ДВЕСТИ ПЯТЬДЕСЯТ ПЕРВАЯ НОЧЬ,

она продолжила:

При этих словах староста подумал: «Клянусь Аллахом, завтра же пойду к аптекарю и куплю немножко этой микстуры, чтобы загустить мои яйца!»

И действительно, на следующий же день, едва только открылся базар, он захватил с собой пустую фарфоровую банку, пошел к аптекарю и сказал ему:

— Мир тебе!

Аптекарь ответил приветствием на его приветствие и сказал ему:

— Благословенно утро, которое привело тебя ко мне как первого покупателя. Что прикажешь?

И староста сказал:

— Продай мне унцию смеси, которая сгущает яйца мужчин, — и протянул ему фарфоровую банку.

Услышав это, аптекарь не знал, что и подумать, и сказал себе: «Наш староста, обыкновенно столь серьезный, без сомнения, вздумал пошутить. Отвечу-ка и я ему шуткой». И он сказал ему:

— Нет ее у меня, клянусь Аллахом; еще вчера ее было много, этой микстуры, но все берут ее нарасхват, и запасы мои истощились. Попробуй спросить у моего соседа.

Тогда староста пошел к другому аптекарю, потом к третьему, но все отсылали его с тем же ответом, посмеиваясь между собой над таким необыкновенным требованием.

Когда староста убедился, что поиски его тщетны, он вернулся в свою лавку и сел, погрузившись в свои мысли, с полным отвращением к жизни. Но в то время как он мучился этими мыслями, он увидел, что перед дверью его остановился шейх торговцев краденным, потребитель гашиша, пьяница, курильщик опиума, словом, образец базарной сволочи. Его звали Сезам.

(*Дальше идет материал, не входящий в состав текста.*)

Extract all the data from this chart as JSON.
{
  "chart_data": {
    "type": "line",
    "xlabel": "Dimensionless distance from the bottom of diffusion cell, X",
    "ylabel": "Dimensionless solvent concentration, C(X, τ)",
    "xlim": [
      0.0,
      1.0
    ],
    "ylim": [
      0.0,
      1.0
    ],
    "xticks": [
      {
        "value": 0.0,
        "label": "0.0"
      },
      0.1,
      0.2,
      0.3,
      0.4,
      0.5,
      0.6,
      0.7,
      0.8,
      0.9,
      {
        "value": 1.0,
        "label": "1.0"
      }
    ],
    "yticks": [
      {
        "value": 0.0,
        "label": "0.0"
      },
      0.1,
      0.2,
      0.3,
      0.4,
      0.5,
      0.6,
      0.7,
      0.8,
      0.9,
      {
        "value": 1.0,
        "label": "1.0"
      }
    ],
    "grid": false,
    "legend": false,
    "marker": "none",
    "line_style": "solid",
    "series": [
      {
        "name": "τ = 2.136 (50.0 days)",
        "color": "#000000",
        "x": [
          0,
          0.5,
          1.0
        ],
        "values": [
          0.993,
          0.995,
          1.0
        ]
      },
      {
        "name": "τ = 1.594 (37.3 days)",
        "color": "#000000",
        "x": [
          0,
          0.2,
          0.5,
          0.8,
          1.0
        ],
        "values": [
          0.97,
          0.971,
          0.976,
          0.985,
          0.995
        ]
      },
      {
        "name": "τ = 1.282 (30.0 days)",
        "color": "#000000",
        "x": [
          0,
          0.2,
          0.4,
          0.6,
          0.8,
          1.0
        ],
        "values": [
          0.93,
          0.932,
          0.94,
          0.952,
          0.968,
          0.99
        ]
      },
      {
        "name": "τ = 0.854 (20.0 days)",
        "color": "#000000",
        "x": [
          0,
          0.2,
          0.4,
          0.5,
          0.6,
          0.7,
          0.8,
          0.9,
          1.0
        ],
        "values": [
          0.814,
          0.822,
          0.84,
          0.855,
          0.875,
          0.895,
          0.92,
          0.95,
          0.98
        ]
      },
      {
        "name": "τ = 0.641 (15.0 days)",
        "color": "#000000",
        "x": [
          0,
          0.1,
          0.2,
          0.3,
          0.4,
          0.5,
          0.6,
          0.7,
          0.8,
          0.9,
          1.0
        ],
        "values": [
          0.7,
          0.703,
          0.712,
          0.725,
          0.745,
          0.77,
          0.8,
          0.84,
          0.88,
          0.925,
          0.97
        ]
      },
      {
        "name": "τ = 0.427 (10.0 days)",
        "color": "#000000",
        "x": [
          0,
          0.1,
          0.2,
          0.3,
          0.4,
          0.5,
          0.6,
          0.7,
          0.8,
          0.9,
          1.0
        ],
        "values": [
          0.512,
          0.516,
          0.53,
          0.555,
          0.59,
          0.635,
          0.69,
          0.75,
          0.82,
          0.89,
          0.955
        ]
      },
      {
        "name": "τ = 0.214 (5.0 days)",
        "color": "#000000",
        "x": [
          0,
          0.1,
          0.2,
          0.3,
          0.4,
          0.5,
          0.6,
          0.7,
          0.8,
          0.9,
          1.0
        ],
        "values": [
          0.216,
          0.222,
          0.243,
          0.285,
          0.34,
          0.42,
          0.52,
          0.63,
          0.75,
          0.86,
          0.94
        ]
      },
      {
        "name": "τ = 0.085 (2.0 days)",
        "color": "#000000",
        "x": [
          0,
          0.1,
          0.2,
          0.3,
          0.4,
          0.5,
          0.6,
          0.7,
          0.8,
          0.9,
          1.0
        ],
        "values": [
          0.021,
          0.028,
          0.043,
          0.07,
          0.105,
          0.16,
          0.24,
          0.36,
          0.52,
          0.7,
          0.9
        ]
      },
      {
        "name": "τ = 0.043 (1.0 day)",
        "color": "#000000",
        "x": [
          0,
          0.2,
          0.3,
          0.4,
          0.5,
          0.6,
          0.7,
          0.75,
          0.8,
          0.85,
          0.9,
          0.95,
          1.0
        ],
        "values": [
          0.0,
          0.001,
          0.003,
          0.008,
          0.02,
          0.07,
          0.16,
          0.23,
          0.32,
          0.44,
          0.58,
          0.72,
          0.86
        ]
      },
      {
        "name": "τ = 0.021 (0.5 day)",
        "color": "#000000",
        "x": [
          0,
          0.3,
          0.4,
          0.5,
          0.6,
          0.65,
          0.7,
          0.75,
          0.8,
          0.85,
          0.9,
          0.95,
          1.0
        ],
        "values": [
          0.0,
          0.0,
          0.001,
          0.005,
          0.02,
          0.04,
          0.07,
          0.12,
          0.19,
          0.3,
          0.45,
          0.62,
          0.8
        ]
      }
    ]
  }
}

Однако шейх Сезам весьма почитал купеческого старосту Шамзеддина и никогда не проходил мимо его лавки, не поклонившись ему до земли и не обратившись к нему с самым изысканным приветом. И в это утро он не преминул засвидетельствовать свое почтение достойному старосте, который ответил ему на его привет самым раздраженным тоном. И Сезам, заметив это, спросил его:

— Какое несчастье случилось с тобой, что ты так расстроен, о достопочтенный староста наш?

Он ответил:

— Иди сюда, Сезам, сядь рядом со мной и выслушай, что я тебе скажу. Тогда ты увидишь, имею ли я основания печалиться. Подумай, Сезам, вот уже сорок лет, как я женат, и до сих пор не знаю даже запаха ребенка! И наконец мне сказали, что я один виноват в этом; у меня слишком жидкие яйца, а их сок слишком прозрачный. И мне посоветовали спросить у аптекаря микстуру, которая сгущает яйца. Но ни у одного аптекаря не оказалось такой микстуры. Теперь ты понимаешь, что я очень несчастен, поскольку не могу найти нужного, чтобы сгустить их сок для моей любимой.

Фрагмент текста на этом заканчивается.